February, March, April ... June?

Usually May is that month …

That the swamp both bottoms out and bounces back.

The Everglades usually bottom out in May

Or did the water calendar jump straight to June? That’s what it feels like these past few days. A regular onslaught of afternoon rain showers — and I mean some real gully washers — are giving early May a decidedly beginning of June feel. It’s too early to tell if the pattern will persist, but if it does, then make a mental note: 2022 will be remembered as the Year Without a May.

Caption: Calendar chart showing daily rainfall in the Big Cypress Swamp from the mid 1998 to present. The black drops are Big Rain Days (i.e. when over an inch of rain fell in one day). We get a handful of those every year. Orange dots are days without rain which, as you can see, dominate from October through mid May.

Attention: The potential early start of the summer rainy pattern cannot be used as an excuse to forget Mother’s Day, Memorial Day or any other events or scheduled meetings that may occur this month.


April Showers
Bring May sheet flow?

The end of the water year …

Usually ends on a dry note.

Monthly rainfall chart for Big Cypress National Preserve

Not this year. The long-term normal for the month is around 2 inches. This year we doubled that total, which much of it coming towards the end. The start of the new water year in May typically begins the deepest and driest part of the spring dry down. This year, the start of May feels more like the start of June. Afternoon showers have been the norm. Will they last? At this point the only thing I can say for sure is that the mosquitoes can’t be far behind.

Heaven or graveyard?
Or is it a graveyard?

While water control structures don’t live forever.

The good ones do go to Hydraulic Heaven.

Can you see the living water control structure in the background? It’s the S-3

Where exactly is hydraulic heaven?
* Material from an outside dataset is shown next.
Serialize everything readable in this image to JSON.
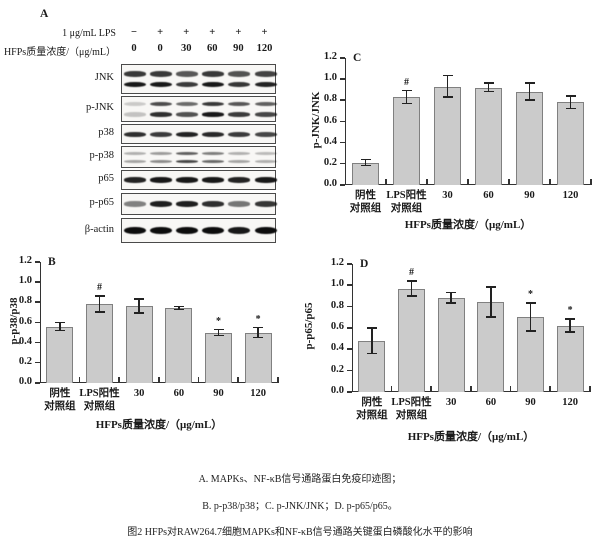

It’s located in John Stretch Park in Hendry County just up against the levee on the south side of Lake Okeechobee. I happened upon the park by accident, as did perhaps these relic water management pumps. The more usual fate for old parts big and small is to end up being scrapped or going to the junk yard. What good fortune factored helping these particular pumps making it to hydraulic heaven is anyone’s guess. Probably luck. Or maybe they were especially good structures at keeping everyone safe from flooding, or somehow else saving the day, and so were rewarded by being put on display in John Stretch Park for eternity. Well, maybe not eternity. Several years later I returned to the park. The paint that looks so shiny in these photos had long since faded and started to cracked. As an engineer by training, it made me think about my own mortality. No matter how useful we are in our day, we all have a shelf life.
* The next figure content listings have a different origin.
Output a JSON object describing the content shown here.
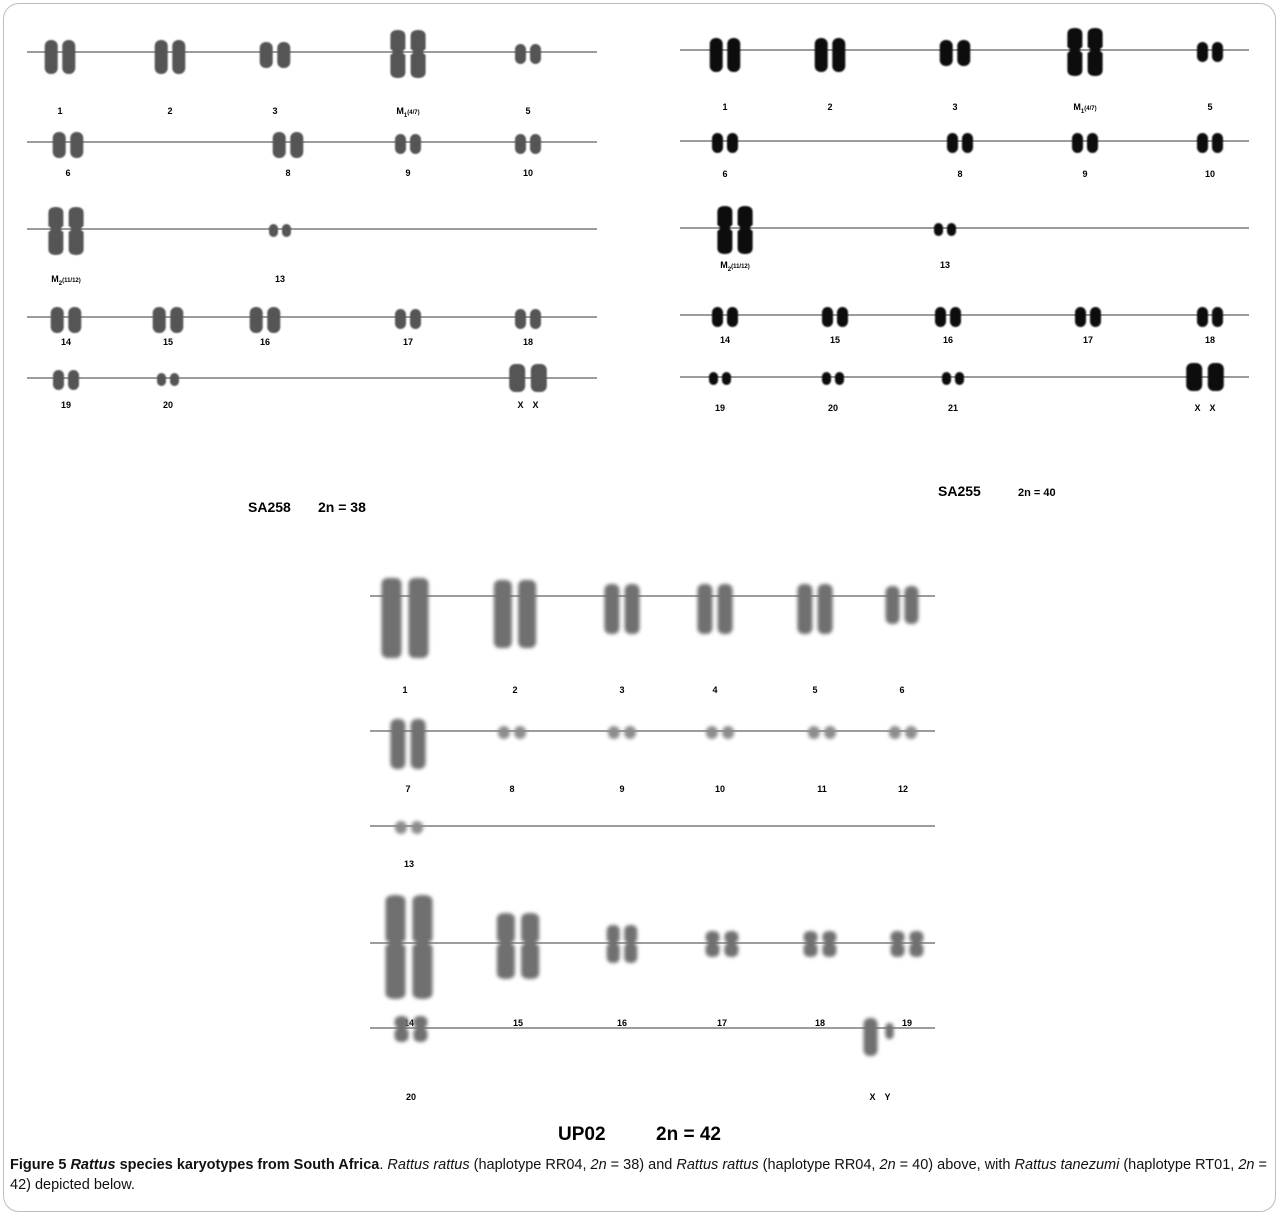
{
  "panels": [
    {
      "id": "sa258",
      "name": "SA258",
      "count": "2n = 38",
      "rows": [
        {
          "pairs": [
            {
              "label": "1",
              "shape": "submeta",
              "size": "large"
            },
            {
              "label": "2",
              "shape": "submeta",
              "size": "large"
            },
            {
              "label": "3",
              "shape": "submeta",
              "size": "medium"
            },
            {
              "label": "M1(4/7)",
              "shape": "meta",
              "size": "xlarge"
            },
            {
              "label": "5",
              "shape": "submeta",
              "size": "small"
            }
          ]
        },
        {
          "pairs": [
            {
              "label": "6",
              "shape": "submeta",
              "size": "medium"
            },
            {
              "label": "8",
              "shape": "submeta",
              "size": "medium"
            },
            {
              "label": "9",
              "shape": "submeta",
              "size": "small"
            },
            {
              "label": "10",
              "shape": "submeta",
              "size": "small"
            }
          ]
        },
        {
          "pairs": [
            {
              "label": "M2(11/12)",
              "shape": "meta",
              "size": "xlarge"
            },
            {
              "label": "13",
              "shape": "dot",
              "size": "tiny"
            }
          ]
        },
        {
          "pairs": [
            {
              "label": "14",
              "shape": "meta",
              "size": "medium"
            },
            {
              "label": "15",
              "shape": "meta",
              "size": "medium"
            },
            {
              "label": "16",
              "shape": "meta",
              "size": "medium"
            },
            {
              "label": "17",
              "shape": "meta",
              "size": "small"
            },
            {
              "label": "18",
              "shape": "meta",
              "size": "small"
            }
          ]
        },
        {
          "pairs": [
            {
              "label": "19",
              "shape": "meta",
              "size": "small"
            },
            {
              "label": "20",
              "shape": "meta",
              "size": "tiny"
            },
            {
              "label": "X X",
              "shape": "acro",
              "size": "medium"
            }
          ]
        }
      ]
    },
    {
      "id": "sa255",
      "name": "SA255",
      "count": "2n = 40",
      "rows": [
        {
          "pairs": [
            {
              "label": "1",
              "shape": "submeta",
              "size": "large"
            },
            {
              "label": "2",
              "shape": "submeta",
              "size": "large"
            },
            {
              "label": "3",
              "shape": "submeta",
              "size": "medium"
            },
            {
              "label": "M1(4/7)",
              "shape": "meta",
              "size": "xlarge"
            },
            {
              "label": "5",
              "shape": "submeta",
              "size": "small"
            }
          ]
        },
        {
          "pairs": [
            {
              "label": "6",
              "shape": "submeta",
              "size": "small"
            },
            {
              "label": "8",
              "shape": "submeta",
              "size": "small"
            },
            {
              "label": "9",
              "shape": "submeta",
              "size": "small"
            },
            {
              "label": "10",
              "shape": "submeta",
              "size": "small"
            }
          ]
        },
        {
          "pairs": [
            {
              "label": "M2(11/12)",
              "shape": "meta",
              "size": "xlarge"
            },
            {
              "label": "13",
              "shape": "submeta",
              "size": "tiny"
            }
          ]
        },
        {
          "pairs": [
            {
              "label": "14",
              "shape": "meta",
              "size": "small"
            },
            {
              "label": "15",
              "shape": "meta",
              "size": "small"
            },
            {
              "label": "16",
              "shape": "meta",
              "size": "small"
            },
            {
              "label": "17",
              "shape": "meta",
              "size": "small"
            },
            {
              "label": "18",
              "shape": "meta",
              "size": "small"
            }
          ]
        },
        {
          "pairs": [
            {
              "label": "19",
              "shape": "meta",
              "size": "tiny"
            },
            {
              "label": "20",
              "shape": "meta",
              "size": "tiny"
            },
            {
              "label": "21",
              "shape": "meta",
              "size": "tiny"
            },
            {
              "label": "X X",
              "shape": "acro",
              "size": "medium"
            }
          ]
        }
      ]
    },
    {
      "id": "up02",
      "name": "UP02",
      "count": "2n = 42",
      "rows": [
        {
          "pairs": [
            {
              "label": "1",
              "shape": "acro",
              "size": "xlarge"
            },
            {
              "label": "2",
              "shape": "acro",
              "size": "large"
            },
            {
              "label": "3",
              "shape": "acro",
              "size": "medium"
            },
            {
              "label": "4",
              "shape": "acro",
              "size": "medium"
            },
            {
              "label": "5",
              "shape": "acro",
              "size": "medium"
            },
            {
              "label": "6",
              "shape": "acro",
              "size": "small"
            }
          ]
        },
        {
          "pairs": [
            {
              "label": "7",
              "shape": "acro",
              "size": "medium"
            },
            {
              "label": "8",
              "shape": "acro",
              "size": "tiny"
            },
            {
              "label": "9",
              "shape": "acro",
              "size": "tiny"
            },
            {
              "label": "10",
              "shape": "acro",
              "size": "tiny"
            },
            {
              "label": "11",
              "shape": "acro",
              "size": "tiny"
            },
            {
              "label": "12",
              "shape": "acro",
              "size": "tiny"
            }
          ]
        },
        {
          "pairs": [
            {
              "label": "13",
              "shape": "acro",
              "size": "tiny"
            }
          ]
        },
        {
          "pairs": [
            {
              "label": "14",
              "shape": "meta",
              "size": "xlarge"
            },
            {
              "label": "15",
              "shape": "meta",
              "size": "large"
            },
            {
              "label": "16",
              "shape": "meta",
              "size": "medium"
            },
            {
              "label": "17",
              "shape": "meta",
              "size": "small"
            },
            {
              "label": "18",
              "shape": "meta",
              "size": "small"
            },
            {
              "label": "19",
              "shape": "meta",
              "size": "small"
            }
          ]
        },
        {
          "pairs": [
            {
              "label": "20",
              "shape": "meta",
              "size": "small"
            },
            {
              "label": "X Y",
              "shape": "acro",
              "size": "small"
            }
          ]
        }
      ]
    }
  ],
  "caption": {
    "figure_label": "Figure 5",
    "title_italic": "Rattus",
    "title_rest": " species karyotypes from South Africa",
    "segments": [
      {
        "t": ". ",
        "i": false
      },
      {
        "t": "Rattus rattus",
        "i": true
      },
      {
        "t": " (haplotype RR04, ",
        "i": false
      },
      {
        "t": "2n",
        "i": true
      },
      {
        "t": " = 38) and ",
        "i": false
      },
      {
        "t": "Rattus rattus",
        "i": true
      },
      {
        "t": " (haplotype RR04, ",
        "i": false
      },
      {
        "t": "2n",
        "i": true
      },
      {
        "t": " = 40) above, with ",
        "i": false
      },
      {
        "t": "Rattus tanezumi",
        "i": true
      },
      {
        "t": " (haplotype RT01, ",
        "i": false
      },
      {
        "t": "2n",
        "i": true
      },
      {
        "t": " = 42) depicted below.",
        "i": false
      }
    ]
  }
}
Is it a graveyard or a hydraulic heaven? What I can say is it’s only a park an engineer could love.

Swamp Geology
Out of sight out of mind?

When it comes to geology …

It may be last on the swamp check off list.


By check off list, I mean what tourists come to see — with alligators being at the top. I’ve heard it said that some four out of five people visit to the swamp to see an alligator. As interesting as they are to see, they are oddly not present in the geology of the swamp. Even odder, as old as the alligators would have you believe the place to be, the swamp ecosystem is actually quite young, just a few thousand years old. Native American tribes inhabited Florida before the Everglades or the Big Cypress swamp existing. So there are no alligator bones in the geology, it’s all marine limestone, about 3 miles worth underlying the swamp with the upper 50-100 feet forming the Gray Limestone Aquifer. Unlike the Biscayne Aquifer to the east, the Graystone Aquifer isn’t as permeable nor as intensely pumped. With regard to the later, I think that alligators are happy about that.